Все же я поднялся. На крыльце подергал за кольцо. И как вошел на мост, по стенке стал щупать дверь. Низко наклонившись, толкнул дверь в избу.

— Здравствуйте! — сказал я, никого еще не видя.

Из темноты моей болезни ко мне выдвинулась печь. С печи прыгнула кошка. Она сбросила на пол рукавицу и подошла, изгибая спину, безмолвно и красиво стала тереться о мой сапог.

— Вот человек с Озерок, — глухо проговорил вошедший следом за мной Никифор. — Лодку бы ему. У тебя, кажись, есть одна.

— Мне бы поспать, — прошептал я. — Я болен. Устал. Я немножко посплю и тогда погоню лодку. А деньги есть: сорок рублей, даже сорок пять — на лодку. И двадцать пять — чтоб вернуться домой. Деньги в рюкзаке, там и документы. Сейчас я схожу за ними. Мне бы поспать, а?

С кровати, что стояла напротив печки, поднялся старик с детским белым лицом и белой бородой.

— Здравствуйте, Иван Руфыч. Хочу у вас лодку купить.

Старик не ответил, подошел к печке, где стояли сапоги, сунул в них сухие, голые ноги и пошаркал к столу.

— Он велит тебе ложиться, — проговорил Никифор за моей спиной.

— Спасибо, Иван Руфыч, — поклонился я в дальний угол и шагнул к кровати.

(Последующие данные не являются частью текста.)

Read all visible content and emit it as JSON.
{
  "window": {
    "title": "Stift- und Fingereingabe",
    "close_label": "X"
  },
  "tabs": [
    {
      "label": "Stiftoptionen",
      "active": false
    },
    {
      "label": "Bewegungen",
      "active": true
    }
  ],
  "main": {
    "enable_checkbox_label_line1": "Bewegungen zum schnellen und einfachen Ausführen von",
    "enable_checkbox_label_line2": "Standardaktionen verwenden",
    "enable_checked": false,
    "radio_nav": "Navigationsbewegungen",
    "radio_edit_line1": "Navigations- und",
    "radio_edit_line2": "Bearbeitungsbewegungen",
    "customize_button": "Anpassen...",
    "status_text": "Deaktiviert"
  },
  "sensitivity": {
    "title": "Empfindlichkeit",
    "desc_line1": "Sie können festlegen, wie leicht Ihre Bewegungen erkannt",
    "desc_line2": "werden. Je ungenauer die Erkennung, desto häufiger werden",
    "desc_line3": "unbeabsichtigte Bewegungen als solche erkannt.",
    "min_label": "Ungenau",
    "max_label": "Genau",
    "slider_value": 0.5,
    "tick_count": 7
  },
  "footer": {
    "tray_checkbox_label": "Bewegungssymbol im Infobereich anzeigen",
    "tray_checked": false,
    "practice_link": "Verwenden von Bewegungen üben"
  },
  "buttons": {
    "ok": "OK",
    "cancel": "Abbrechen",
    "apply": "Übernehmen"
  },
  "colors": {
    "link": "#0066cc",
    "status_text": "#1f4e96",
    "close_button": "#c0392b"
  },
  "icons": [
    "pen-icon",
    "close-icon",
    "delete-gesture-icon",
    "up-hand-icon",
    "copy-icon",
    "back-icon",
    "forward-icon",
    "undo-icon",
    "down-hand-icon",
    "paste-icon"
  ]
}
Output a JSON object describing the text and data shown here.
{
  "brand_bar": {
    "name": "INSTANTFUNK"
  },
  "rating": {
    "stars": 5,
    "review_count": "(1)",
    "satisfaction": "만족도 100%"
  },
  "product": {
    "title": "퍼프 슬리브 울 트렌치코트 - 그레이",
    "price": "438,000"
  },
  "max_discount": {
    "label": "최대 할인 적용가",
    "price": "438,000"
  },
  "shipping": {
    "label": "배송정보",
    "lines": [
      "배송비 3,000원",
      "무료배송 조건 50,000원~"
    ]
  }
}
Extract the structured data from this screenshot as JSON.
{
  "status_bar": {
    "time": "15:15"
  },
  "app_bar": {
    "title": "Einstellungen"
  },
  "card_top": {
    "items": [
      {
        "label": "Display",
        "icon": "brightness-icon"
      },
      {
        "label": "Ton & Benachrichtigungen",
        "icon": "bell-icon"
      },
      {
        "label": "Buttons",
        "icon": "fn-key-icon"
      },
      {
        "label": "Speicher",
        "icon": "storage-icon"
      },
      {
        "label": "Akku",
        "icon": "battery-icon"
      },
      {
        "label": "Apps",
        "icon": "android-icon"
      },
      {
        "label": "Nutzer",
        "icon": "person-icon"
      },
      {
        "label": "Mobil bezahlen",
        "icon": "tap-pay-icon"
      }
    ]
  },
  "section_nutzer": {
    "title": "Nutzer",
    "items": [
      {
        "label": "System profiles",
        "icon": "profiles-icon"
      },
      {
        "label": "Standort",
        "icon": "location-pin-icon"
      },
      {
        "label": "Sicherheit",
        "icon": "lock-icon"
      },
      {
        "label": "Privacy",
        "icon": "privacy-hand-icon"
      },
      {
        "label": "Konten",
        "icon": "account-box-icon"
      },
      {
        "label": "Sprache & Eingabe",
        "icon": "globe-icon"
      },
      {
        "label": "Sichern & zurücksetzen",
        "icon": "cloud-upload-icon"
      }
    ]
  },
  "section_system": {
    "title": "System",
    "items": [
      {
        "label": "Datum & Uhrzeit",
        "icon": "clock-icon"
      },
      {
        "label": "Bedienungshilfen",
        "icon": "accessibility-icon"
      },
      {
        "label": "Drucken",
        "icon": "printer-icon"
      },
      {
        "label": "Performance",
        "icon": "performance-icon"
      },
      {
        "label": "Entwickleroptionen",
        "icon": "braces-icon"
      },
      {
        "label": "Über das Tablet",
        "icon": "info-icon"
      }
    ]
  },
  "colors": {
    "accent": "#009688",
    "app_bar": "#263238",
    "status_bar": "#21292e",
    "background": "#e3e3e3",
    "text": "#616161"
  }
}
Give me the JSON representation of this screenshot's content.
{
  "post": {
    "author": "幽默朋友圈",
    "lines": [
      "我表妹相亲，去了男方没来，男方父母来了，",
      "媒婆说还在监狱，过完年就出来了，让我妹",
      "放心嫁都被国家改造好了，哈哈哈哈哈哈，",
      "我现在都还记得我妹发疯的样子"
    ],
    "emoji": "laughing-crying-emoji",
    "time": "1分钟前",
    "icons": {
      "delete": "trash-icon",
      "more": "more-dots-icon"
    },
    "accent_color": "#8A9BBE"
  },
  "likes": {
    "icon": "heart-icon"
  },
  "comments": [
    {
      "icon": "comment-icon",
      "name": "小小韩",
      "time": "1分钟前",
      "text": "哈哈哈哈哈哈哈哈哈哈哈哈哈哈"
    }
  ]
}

Мои сапоги скользили, я не мог никак их снять — но все же одолел — и вздохнул радостно. Не заботясь, снял брюки, бросил пиджак — и полез на кровать. Она была теплой, под большим одеялом, и, прежде чем громадная печь отодвинулась, пропала пред моими глазами, пушистое, ласковое нежно коснулось моего лица.

«А-а, кошка!» — густой волос мешал мне дышать. Но это уже была болезнь — и я заснул.

— Слышь, вставай. Вставай, эй, чего ты? Вставай!